Facebook’s purchase of WhatsApp does a good job of showing just how much the wireless carriers failed to capitalize on messaging. It was their game to lose, with SMS built in as the default messaging client on just about every phone. If they had drastically lowered their prices, they could be where WhatsApp is today. Instead, a new report from Ovum Ltd. shows just how much carriers are losing each year to alternative messaging clients.
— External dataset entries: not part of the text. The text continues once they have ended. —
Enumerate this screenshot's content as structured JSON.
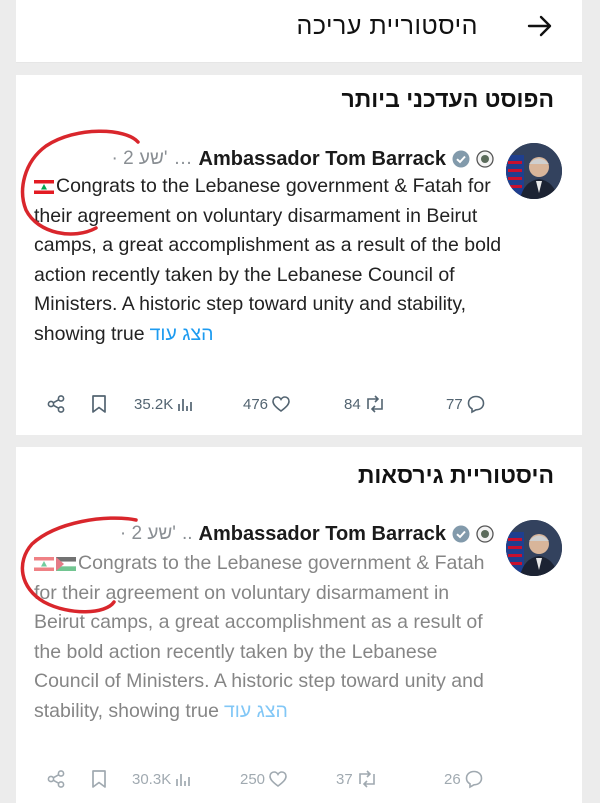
{
  "header": {
    "title": "היסטוריית עריכה",
    "back_icon": "arrow-right-icon"
  },
  "sections": [
    {
      "title": "הפוסט העדכני ביותר"
    },
    {
      "title": "היסטוריית גירסאות"
    }
  ],
  "posts": [
    {
      "author": "Ambassador Tom Barrack",
      "meta": "· 2 שע'",
      "text": "Congrats to the Lebanese government & Fatah for their agreement on voluntary disarmament in Beirut camps, a great accomplishment as a result of the bold action recently taken by the Lebanese Council of Ministers. A historic step toward unity and stability, showing true",
      "show_more": "הצג עוד",
      "flags": [
        "lebanon-flag-icon"
      ],
      "stats": {
        "replies": "77",
        "reposts": "84",
        "likes": "476",
        "views": "35.2K"
      }
    },
    {
      "author": "Ambassador Tom Barrack",
      "meta": "· 2 שע'",
      "text": "Congrats to the Lebanese government & Fatah for their agreement on voluntary disarmament in Beirut camps, a great accomplishment as a result of the bold action recently taken by the Lebanese Council of Ministers. A historic step toward unity and stability, showing true",
      "show_more": "הצג עוד",
      "flags": [
        "lebanon-flag-icon",
        "palestine-flag-icon"
      ],
      "stats": {
        "replies": "26",
        "reposts": "37",
        "likes": "250",
        "views": "30.3K"
      }
    }
  ],
  "colors": {
    "link": "#1d9bf0",
    "annotation": "#d9262c",
    "muted": "#536471"
  }
}
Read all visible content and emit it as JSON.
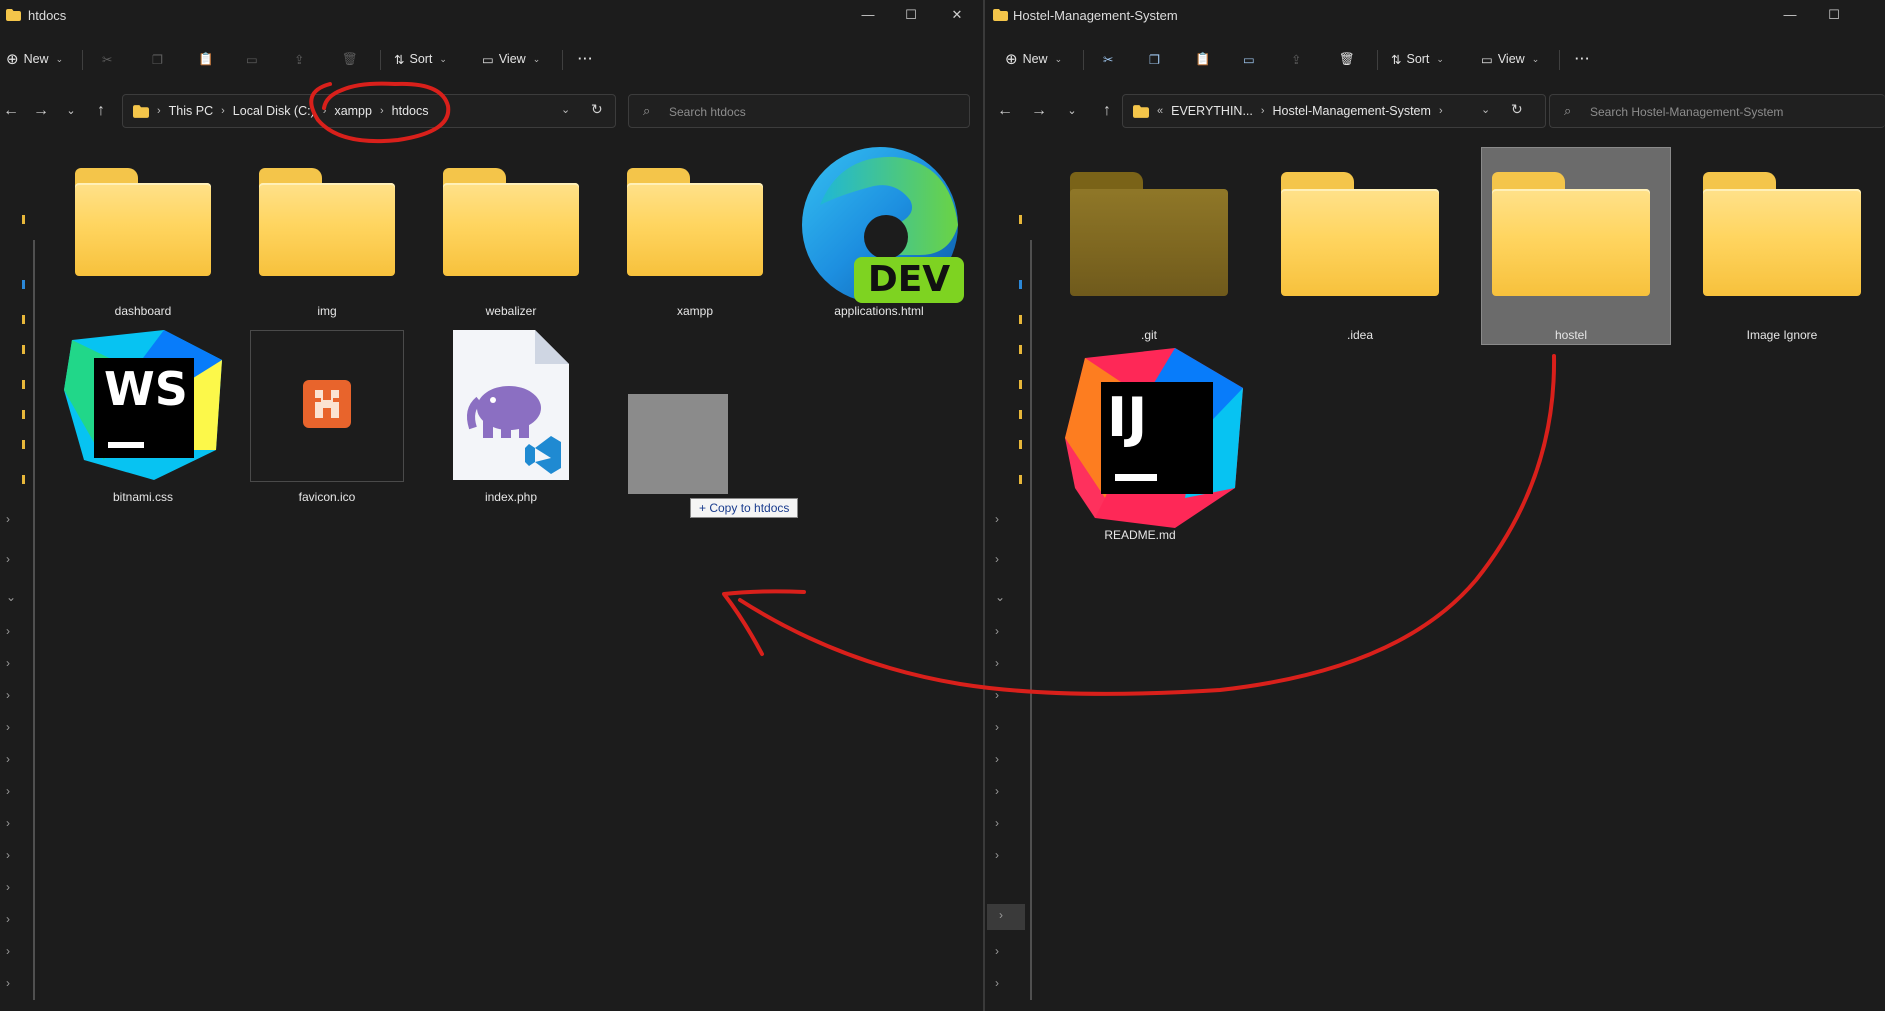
{
  "left_window": {
    "title": "htdocs",
    "toolbar": {
      "new": "New",
      "sort": "Sort",
      "view": "View",
      "more": "···"
    },
    "breadcrumb": [
      "This PC",
      "Local Disk (C:)",
      "xampp",
      "htdocs"
    ],
    "search_placeholder": "Search htdocs",
    "items": [
      {
        "name": "dashboard",
        "type": "folder"
      },
      {
        "name": "img",
        "type": "folder"
      },
      {
        "name": "webalizer",
        "type": "folder"
      },
      {
        "name": "xampp",
        "type": "folder"
      },
      {
        "name": "applications.html",
        "type": "file",
        "icon": "edge-dev-icon"
      },
      {
        "name": "bitnami.css",
        "type": "file",
        "icon": "webstorm-icon"
      },
      {
        "name": "favicon.ico",
        "type": "file",
        "icon": "xampp-icon"
      },
      {
        "name": "index.php",
        "type": "file",
        "icon": "php-vscode-icon"
      }
    ],
    "drag_tooltip": "+ Copy to htdocs"
  },
  "right_window": {
    "title": "Hostel-Management-System",
    "toolbar": {
      "new": "New",
      "sort": "Sort",
      "view": "View",
      "more": "···"
    },
    "breadcrumb": [
      "EVERYTHIN...",
      "Hostel-Management-System"
    ],
    "search_placeholder": "Search Hostel-Management-System",
    "items": [
      {
        "name": ".git",
        "type": "folder",
        "hidden": true
      },
      {
        "name": ".idea",
        "type": "folder"
      },
      {
        "name": "hostel",
        "type": "folder",
        "selected": true
      },
      {
        "name": "Image Ignore",
        "type": "folder"
      },
      {
        "name": "README.md",
        "type": "file",
        "icon": "intellij-icon"
      }
    ]
  },
  "badges": {
    "edge_dev": "DEV",
    "webstorm": "WS",
    "intellij": "IJ"
  },
  "colors": {
    "annotation_red": "#d9201b",
    "folder_yellow": "#ffd560",
    "selection": "#6b6b6b",
    "background": "#1c1c1c"
  }
}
Facebook Inc. (FB)’s $19 billion purchase of mobile-messaging startup WhatsApp Inc. is a stark reminder of how much money phone carriers are losing out on as competitors let users text and chat at no charge. Free social-messaging applications like WhatsApp cost phone providers around the world — from Vodafone Group Plc (VOD)to America Movil SAB (AMXL) and Verizon Communications Corp. — $32.5 billion in texting fees in 2013, according to research from Ovum Ltd. That figure is projected to reach $54 billion by 2016. As more customers have switched to smartphones with better Internet access, people are relying more on applications such as WhatsApp to communicate. Instant-messaging services have taken off outside the U.S. where carriers don’t throw unlimited texting into voice and data plans. The rise of these applications has offered a cheaper source of communication, especially for correspondence between different countries, undercutting the texts that had once been a key source of income for carriers worldwide.